First, the high scenario would not merely represent uncharted territory for gas inventories, it likely simply can't happen. Why? U.S. storage capacity was 4.67 trillion cubic feet as of November 2014, the last time the EIA estimated it. So the high case essentially attempts to force gas into a system that physically couldn't take it. That doesn't mean you should simply dismiss this case -- far from it. The implication is an utter price crash beyond what's been seen so far in order to force gas out of the market by making producers shut in wells.
Second, the central case, while not as apocalyptic, doesn't promise much relief for gas bulls, either. Inventories would end March above 2 trillion cubic feet, which hasn't happened since that bearish spring of 2012. From there, they would start rising again, heading above the 4 trillion level again by next fall, leaving gas producers praying for a harsh winter to deliver them.

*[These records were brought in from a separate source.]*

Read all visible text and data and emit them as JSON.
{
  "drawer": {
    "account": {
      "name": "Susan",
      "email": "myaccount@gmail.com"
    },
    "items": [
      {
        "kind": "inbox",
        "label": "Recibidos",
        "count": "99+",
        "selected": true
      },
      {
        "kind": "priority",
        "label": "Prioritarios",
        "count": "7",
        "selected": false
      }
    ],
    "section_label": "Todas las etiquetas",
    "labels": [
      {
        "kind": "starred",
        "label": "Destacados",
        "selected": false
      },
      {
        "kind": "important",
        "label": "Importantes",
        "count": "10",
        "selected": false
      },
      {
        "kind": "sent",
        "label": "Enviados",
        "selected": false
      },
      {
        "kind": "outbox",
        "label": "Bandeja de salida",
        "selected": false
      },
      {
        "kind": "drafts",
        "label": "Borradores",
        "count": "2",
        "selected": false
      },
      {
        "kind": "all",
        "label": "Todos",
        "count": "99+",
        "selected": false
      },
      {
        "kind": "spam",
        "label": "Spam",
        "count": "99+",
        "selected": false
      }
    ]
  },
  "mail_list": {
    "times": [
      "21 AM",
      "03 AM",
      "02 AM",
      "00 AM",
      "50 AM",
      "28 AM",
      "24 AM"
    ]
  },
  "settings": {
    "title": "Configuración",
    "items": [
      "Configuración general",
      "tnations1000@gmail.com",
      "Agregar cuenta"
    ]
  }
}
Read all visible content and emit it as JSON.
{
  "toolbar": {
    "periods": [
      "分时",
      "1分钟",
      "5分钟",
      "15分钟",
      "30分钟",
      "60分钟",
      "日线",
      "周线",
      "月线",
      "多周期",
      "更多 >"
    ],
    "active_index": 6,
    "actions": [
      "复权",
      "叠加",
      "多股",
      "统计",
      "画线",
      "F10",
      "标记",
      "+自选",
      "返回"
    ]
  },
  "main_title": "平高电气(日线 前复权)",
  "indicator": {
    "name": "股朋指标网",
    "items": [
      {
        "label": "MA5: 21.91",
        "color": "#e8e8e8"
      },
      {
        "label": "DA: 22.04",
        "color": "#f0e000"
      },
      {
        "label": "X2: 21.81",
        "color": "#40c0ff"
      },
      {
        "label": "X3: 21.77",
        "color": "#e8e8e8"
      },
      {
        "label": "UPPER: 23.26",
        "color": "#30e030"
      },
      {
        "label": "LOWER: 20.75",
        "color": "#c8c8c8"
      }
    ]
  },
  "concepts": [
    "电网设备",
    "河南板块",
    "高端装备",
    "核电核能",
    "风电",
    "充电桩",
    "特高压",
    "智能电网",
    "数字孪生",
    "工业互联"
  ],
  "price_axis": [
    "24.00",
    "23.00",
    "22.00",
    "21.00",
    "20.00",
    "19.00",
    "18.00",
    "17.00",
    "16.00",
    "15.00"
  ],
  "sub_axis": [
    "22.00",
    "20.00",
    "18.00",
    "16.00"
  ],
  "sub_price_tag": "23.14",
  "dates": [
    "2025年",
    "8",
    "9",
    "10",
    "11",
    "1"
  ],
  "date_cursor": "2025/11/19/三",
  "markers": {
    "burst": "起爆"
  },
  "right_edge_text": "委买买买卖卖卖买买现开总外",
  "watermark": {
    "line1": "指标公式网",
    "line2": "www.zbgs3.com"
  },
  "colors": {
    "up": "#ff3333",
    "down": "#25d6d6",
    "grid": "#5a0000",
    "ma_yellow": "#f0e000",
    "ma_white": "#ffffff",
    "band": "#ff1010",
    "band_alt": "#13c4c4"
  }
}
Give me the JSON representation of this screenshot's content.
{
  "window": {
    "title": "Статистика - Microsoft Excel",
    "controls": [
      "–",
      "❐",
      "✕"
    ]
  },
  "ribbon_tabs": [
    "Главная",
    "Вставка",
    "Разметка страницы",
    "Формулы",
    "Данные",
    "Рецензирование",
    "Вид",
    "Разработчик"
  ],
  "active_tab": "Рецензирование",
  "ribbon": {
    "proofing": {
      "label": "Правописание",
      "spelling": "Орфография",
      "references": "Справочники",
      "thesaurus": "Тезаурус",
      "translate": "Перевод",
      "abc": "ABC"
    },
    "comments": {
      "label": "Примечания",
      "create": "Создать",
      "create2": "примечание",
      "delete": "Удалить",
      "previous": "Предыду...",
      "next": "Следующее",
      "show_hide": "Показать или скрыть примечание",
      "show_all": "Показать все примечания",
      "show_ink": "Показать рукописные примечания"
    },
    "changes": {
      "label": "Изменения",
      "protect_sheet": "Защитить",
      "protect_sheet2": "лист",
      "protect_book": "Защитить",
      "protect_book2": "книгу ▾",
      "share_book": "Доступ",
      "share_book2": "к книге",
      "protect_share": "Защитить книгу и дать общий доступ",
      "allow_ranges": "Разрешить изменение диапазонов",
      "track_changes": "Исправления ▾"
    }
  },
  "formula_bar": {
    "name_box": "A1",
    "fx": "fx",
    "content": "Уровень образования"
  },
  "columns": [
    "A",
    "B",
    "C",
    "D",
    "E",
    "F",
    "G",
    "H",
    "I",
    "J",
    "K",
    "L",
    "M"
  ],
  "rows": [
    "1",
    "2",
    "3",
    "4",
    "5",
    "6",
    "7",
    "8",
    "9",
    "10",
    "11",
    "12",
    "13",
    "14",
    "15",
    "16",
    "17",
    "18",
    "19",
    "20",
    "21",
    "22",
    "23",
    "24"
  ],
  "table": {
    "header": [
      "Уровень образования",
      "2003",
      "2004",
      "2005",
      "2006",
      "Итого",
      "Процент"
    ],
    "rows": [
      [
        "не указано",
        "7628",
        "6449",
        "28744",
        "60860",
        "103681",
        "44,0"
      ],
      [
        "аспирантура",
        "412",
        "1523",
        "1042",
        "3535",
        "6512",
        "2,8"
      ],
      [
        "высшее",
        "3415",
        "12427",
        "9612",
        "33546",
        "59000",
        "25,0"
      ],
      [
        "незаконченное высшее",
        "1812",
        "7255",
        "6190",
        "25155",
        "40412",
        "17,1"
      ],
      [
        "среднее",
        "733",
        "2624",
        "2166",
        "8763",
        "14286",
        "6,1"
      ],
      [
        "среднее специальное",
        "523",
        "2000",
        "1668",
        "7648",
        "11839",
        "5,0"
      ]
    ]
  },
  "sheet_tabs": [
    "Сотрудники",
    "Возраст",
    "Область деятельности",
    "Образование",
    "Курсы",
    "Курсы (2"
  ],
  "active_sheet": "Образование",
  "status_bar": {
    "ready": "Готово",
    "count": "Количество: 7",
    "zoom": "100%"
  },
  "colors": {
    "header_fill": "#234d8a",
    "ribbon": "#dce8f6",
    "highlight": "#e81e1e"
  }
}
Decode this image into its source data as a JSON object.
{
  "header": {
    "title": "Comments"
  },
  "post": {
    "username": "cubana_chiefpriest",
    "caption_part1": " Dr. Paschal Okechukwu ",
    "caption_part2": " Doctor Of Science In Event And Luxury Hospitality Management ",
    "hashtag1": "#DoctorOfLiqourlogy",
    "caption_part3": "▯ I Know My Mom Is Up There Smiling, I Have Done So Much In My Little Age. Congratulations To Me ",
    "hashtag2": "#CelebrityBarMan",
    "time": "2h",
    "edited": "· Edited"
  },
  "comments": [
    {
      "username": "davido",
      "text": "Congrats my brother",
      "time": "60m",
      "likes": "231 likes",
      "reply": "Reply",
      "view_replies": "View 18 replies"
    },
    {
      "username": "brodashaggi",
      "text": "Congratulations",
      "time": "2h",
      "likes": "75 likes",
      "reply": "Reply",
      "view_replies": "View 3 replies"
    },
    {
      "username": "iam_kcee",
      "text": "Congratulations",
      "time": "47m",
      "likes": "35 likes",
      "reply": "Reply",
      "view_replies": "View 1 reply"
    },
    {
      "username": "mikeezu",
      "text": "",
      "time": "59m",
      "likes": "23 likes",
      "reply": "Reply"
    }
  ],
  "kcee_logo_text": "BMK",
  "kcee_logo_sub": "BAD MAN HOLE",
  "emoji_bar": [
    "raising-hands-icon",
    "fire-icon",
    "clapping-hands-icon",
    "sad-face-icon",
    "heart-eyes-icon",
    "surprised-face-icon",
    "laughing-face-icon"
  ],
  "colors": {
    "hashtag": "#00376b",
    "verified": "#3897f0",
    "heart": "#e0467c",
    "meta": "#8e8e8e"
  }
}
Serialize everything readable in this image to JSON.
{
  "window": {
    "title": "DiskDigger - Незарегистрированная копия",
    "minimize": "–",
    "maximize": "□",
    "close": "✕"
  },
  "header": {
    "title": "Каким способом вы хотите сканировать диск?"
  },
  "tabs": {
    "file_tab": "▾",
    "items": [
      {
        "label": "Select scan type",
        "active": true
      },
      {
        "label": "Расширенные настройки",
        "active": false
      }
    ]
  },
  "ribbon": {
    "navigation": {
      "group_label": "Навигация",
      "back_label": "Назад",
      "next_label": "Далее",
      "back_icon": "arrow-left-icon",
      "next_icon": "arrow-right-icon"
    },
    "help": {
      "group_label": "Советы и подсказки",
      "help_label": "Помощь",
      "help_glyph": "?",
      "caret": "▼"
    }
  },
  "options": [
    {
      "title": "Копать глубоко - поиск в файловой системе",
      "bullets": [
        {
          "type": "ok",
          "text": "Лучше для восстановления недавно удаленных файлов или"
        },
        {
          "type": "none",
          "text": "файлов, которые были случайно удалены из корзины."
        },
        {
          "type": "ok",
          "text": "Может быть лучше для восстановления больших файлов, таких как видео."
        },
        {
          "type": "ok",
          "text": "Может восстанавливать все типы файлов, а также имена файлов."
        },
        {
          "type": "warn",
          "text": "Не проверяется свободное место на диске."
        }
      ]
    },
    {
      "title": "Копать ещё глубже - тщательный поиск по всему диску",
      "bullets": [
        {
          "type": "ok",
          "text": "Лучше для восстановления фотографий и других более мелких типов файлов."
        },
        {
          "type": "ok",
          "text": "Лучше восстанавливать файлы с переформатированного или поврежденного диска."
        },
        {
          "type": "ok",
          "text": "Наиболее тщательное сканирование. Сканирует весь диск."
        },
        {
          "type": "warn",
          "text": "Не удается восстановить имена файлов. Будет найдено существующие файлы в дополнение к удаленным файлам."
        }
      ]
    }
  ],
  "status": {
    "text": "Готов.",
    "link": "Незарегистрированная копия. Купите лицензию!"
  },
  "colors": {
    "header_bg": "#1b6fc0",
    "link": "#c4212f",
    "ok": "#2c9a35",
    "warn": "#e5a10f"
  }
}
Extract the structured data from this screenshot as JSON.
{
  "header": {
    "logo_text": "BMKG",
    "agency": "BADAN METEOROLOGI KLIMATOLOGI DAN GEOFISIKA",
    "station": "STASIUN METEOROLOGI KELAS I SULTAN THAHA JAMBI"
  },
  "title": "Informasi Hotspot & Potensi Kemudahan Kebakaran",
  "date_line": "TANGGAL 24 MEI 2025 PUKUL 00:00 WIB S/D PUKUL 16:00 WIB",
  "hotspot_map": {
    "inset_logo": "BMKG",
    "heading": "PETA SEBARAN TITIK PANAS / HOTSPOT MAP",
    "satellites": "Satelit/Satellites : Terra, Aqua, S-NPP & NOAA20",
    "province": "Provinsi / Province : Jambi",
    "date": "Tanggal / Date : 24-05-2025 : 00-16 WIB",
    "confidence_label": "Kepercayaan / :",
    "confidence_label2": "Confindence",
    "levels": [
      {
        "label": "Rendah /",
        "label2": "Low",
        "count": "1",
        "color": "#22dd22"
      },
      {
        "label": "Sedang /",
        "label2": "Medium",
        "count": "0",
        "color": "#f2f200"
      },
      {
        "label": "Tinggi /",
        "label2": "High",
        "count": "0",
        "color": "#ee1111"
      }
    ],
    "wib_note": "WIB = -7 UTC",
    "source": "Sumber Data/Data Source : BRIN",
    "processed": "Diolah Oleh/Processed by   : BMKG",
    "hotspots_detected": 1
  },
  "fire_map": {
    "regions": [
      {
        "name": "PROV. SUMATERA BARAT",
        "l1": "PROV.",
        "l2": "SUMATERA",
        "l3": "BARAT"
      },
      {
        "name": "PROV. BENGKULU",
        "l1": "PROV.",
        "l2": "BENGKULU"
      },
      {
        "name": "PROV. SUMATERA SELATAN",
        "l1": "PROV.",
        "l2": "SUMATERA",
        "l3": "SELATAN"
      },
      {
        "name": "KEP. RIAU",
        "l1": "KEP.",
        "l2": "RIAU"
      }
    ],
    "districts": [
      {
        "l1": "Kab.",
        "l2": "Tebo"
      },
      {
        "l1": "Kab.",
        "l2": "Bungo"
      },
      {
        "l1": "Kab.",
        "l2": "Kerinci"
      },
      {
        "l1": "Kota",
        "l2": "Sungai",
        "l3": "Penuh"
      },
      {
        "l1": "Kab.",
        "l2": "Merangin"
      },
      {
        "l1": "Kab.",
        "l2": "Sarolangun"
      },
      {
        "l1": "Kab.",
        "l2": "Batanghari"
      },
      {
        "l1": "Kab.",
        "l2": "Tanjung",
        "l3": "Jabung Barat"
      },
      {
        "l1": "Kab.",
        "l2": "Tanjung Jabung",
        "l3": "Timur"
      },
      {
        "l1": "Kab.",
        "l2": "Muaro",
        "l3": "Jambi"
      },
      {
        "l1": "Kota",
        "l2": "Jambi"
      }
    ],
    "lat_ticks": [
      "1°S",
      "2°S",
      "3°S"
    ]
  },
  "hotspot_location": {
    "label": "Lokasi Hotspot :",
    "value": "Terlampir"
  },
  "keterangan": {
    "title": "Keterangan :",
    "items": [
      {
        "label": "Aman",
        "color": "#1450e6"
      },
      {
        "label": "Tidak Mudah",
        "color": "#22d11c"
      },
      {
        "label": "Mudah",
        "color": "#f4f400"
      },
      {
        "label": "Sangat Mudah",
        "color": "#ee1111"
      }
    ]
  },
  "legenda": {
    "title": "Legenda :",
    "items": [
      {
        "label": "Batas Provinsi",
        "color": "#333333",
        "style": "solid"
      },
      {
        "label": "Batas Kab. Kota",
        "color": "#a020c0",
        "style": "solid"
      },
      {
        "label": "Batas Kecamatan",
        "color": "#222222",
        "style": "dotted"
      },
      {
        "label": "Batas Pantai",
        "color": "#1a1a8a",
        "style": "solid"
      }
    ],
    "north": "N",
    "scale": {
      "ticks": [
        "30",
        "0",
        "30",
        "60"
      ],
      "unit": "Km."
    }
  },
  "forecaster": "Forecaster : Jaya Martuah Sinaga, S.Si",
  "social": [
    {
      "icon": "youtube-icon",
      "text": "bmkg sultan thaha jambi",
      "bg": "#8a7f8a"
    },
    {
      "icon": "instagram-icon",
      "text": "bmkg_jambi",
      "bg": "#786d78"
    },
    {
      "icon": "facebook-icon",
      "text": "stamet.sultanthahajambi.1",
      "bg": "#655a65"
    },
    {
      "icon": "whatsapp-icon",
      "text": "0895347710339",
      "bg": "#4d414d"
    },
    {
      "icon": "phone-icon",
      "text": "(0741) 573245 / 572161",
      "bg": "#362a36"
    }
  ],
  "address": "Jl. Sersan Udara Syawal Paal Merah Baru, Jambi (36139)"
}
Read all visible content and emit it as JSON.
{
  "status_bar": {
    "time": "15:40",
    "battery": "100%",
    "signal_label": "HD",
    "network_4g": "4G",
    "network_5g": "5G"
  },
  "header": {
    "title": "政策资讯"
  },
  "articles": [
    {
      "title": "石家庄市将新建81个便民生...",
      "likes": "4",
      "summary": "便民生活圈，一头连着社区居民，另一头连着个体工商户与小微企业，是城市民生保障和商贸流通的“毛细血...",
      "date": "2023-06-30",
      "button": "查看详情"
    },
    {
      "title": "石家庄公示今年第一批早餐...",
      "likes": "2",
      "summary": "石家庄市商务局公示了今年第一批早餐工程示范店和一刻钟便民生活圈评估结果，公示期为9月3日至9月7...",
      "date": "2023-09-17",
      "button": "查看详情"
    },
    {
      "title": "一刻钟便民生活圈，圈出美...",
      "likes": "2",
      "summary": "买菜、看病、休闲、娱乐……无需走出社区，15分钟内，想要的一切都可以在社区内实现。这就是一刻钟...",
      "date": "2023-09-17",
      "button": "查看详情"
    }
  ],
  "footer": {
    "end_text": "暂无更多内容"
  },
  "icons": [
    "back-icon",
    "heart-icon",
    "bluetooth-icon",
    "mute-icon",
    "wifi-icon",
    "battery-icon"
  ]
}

Finally, the low case looks better for anyone long gas, but also not the stuff of which big rallies are made. Inventories would still bottom out in March at a higher level than they did both this year and in 2014. That means the weather would have to keep playing ball through the summer in order to get inventories down to below 3.4 trillion cubic feet at the end of October. That would be low and could set up some sort of price recovery into 2017, provided next winter was at least reasonably cold.
All in all, the risk for gas prices still looks skewed to the downside. As you can see below, analysts have been chopping their forecasts for gas prices in 2016. The problem is, at $3, the consensus is still 32 percent higher than where futures are trading -- too sunny for this climate.
This column does not necessarily reflect the opinion of Bloomberg LP and its owners.